Avec l'explosion des données liées à la santé, la question de leur mode de stockage est plus importante que jamais. Les patients doivent se demander s'ils veulent que des tiers aient connaissance de leur état de santé. Quant aux prestataires du secteur, ils doivent prendre le temps d'analyser les conséquences de leurs décisions en matière de gestion des données, notamment en matière d’accès et de traitement. La première question que les décisionnaires IT du secteur doivent se poser est de savoir s'il faut complètement écarter le cloud public ou s'il vaut mieux s'orienter vers une solution de cloud hybride qui permet de stocker les données critiques en local et de basculer les données secondaires dans le cloud public. La sécurité du cloud public étant parfois plus élevée que certains centres informatiques qui n’ont pas les moyens de traiter de ces nouveaux enjeux avec efficacité, le débat est lancé ! Maintenant que les professionnels de santé ont compris l'enjeu suite à l’échec de Care.data, il est de la responsabilité de tous de saisir l'importance que revêt la confidentialité des données des patients. Les prestataires de santé doivent protéger ces données sensibles tout en ouvrant la sphère médicale à une quantité de données suffisante pour optimiser la transformation digitale du milieu médical.

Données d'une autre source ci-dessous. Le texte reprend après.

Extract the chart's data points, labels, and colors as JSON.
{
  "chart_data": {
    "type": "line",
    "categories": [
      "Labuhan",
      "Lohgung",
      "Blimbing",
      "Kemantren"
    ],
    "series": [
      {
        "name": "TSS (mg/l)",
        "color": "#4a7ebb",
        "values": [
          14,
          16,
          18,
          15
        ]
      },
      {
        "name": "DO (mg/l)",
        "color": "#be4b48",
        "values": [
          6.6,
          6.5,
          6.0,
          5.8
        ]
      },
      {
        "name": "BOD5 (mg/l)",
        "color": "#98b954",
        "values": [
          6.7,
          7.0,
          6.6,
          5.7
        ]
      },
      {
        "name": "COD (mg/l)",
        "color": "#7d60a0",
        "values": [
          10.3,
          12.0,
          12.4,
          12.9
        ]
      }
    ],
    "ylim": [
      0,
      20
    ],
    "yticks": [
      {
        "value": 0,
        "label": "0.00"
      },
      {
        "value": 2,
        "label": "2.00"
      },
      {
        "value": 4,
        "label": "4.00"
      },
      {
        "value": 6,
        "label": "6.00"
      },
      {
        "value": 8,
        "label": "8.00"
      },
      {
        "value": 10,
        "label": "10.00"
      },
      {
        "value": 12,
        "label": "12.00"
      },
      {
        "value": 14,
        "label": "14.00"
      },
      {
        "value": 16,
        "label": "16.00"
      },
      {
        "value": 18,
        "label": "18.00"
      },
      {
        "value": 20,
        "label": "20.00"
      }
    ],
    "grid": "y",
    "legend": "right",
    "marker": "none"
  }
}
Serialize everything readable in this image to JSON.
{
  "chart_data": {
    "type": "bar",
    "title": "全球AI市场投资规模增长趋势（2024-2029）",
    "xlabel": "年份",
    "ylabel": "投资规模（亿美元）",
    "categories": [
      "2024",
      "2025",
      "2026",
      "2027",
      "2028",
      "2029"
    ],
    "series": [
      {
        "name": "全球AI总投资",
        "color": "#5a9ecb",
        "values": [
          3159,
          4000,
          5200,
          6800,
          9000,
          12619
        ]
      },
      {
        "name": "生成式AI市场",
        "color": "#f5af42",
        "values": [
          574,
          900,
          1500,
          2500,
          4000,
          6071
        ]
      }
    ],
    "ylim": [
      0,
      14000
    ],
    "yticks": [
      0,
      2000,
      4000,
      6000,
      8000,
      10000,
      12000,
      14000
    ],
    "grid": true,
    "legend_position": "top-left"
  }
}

L'avenir du système de santé repose sur l'intelligence artificielle qui n'en est qu'à ses débuts, mais avec un potentiel d'innovation immense. Mais une chose est sûre : l'explosion des données médicales va alimenter les évolutions futures, qu'il s'agisse de l'IA ou de la RV. C'est pourquoi il est primordial de s'attaquer au problème de la gestion de ces données dès maintenant. Avec une infrastructure évolutive  adaptée, les professionnels pourront grandement contribuer à protéger les données des patients. Et notamment veiller au bon respect de la législation en vigueur, en s’assurant qu’elle est déjà appliquée par leurs fournisseurs.